- Chaudharipur is located in Uttar Pradesh Chaudharipur
- Coordinates: 25°09′N 82°52′E﻿ / ﻿25.15°N 82.87°E
- Country: India
- State: Uttar Pradesh
- District: Mirzapur
- Elevation: 163 m (535 ft)

Population (2001)
- • Total: 1,280

Languages
- • Official: Hindi, English, Urdu
- Time zone: UTC+5:30 (IST)
- PIN: 231304
- Telephone code: 05443
- Vehicle registration: UP 63
- Sex ratio: 0.926 (2011) ♂/♀
- Literacy: 77.05 (2011)%

= Chaudharipur =

Chaudharipur is a village, part of Tehsil Chunar, in the Mirzapur district of the Indian state of Uttar Pradesh.

Approximately 1,000 people live in the area.

The main school for Chaudharypur is PDND Inter College Chunar. The main crops are chili and potatoes.

The village is under the Basaratapur panchayat.

==Geography==
The nearest town to the village is Chunar, about 3 km away. The nearest major city is Varanasi, approximately 25 km away, and is considered one of the holiest cities in the country. It is situated on the left bank of the river Ganges.

==Climate==
Chaudharipur experiences a humid subtropical climate (Köppen climate classification Cwa) with large variations between summer and winter. Summers are long, from early April to October, with intervening monsoon seasons and are extremely hot, even by South Asian standards. The temperature ranges between 22°C – 46 °C (72°F – 115 °F) in the summers. Winters in this place see large diurnal variations, with warm days and downright cold nights. Cold waves from the Himalayan region cause temperatures to dip across the city in the winter from December to February and temperatures below 5 °C are not uncommon. The average annual rainfall is 1110 mm. Fog is common in the winters, while hot dry winds, called loo, blow in the summers.

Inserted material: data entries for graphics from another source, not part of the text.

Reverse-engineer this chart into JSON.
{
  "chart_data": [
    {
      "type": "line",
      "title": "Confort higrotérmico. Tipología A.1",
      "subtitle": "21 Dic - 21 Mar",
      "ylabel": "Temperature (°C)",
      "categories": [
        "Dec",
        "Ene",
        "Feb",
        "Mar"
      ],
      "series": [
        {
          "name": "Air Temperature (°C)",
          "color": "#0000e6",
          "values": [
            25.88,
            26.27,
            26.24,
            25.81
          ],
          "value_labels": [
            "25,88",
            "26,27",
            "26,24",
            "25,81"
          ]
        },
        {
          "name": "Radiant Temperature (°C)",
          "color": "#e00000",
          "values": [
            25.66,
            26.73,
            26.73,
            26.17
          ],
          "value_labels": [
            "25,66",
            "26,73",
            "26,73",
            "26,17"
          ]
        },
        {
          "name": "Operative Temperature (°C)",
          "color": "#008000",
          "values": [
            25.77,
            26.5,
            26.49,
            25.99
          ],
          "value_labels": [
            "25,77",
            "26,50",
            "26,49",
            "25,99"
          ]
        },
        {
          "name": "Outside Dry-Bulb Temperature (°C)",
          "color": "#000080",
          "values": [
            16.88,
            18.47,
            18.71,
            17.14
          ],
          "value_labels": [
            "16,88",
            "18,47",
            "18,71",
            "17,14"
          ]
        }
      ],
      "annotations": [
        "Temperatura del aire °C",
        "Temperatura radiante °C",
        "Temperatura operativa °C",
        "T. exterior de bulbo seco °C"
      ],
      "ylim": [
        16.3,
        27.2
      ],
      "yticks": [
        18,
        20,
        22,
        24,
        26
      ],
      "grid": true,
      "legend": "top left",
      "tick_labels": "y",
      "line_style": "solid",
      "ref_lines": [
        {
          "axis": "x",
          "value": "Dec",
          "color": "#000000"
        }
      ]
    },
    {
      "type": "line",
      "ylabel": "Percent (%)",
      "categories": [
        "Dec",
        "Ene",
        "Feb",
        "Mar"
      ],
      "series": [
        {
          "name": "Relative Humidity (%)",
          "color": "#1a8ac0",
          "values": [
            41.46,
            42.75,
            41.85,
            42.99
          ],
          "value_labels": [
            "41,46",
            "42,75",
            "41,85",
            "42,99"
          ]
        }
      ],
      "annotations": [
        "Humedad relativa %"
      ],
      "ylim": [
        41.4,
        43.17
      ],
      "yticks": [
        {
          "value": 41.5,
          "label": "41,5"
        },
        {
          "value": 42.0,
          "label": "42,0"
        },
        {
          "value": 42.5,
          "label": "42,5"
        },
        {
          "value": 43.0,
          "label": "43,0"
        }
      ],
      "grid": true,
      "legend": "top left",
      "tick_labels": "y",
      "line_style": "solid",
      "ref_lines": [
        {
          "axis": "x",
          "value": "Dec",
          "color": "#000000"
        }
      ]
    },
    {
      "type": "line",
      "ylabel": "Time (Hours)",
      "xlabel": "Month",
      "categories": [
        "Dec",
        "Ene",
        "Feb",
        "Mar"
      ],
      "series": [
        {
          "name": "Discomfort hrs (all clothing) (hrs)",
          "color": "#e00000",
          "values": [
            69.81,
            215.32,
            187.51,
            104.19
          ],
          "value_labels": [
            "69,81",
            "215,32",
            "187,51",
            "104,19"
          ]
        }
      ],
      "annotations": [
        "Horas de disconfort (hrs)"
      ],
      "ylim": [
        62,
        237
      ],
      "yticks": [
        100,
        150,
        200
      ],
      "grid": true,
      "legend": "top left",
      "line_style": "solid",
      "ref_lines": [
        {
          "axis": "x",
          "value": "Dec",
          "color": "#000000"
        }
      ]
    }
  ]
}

Through a combination of water pollution, new constructions of upstream dams, and increase in the local temperature, the water level of the Ganges has recently gone down significantly, and small islands have become visible in the middle of the river.

17 May 2012 was the hottest day of the season so far with mercury soaring up to 45.6 °C.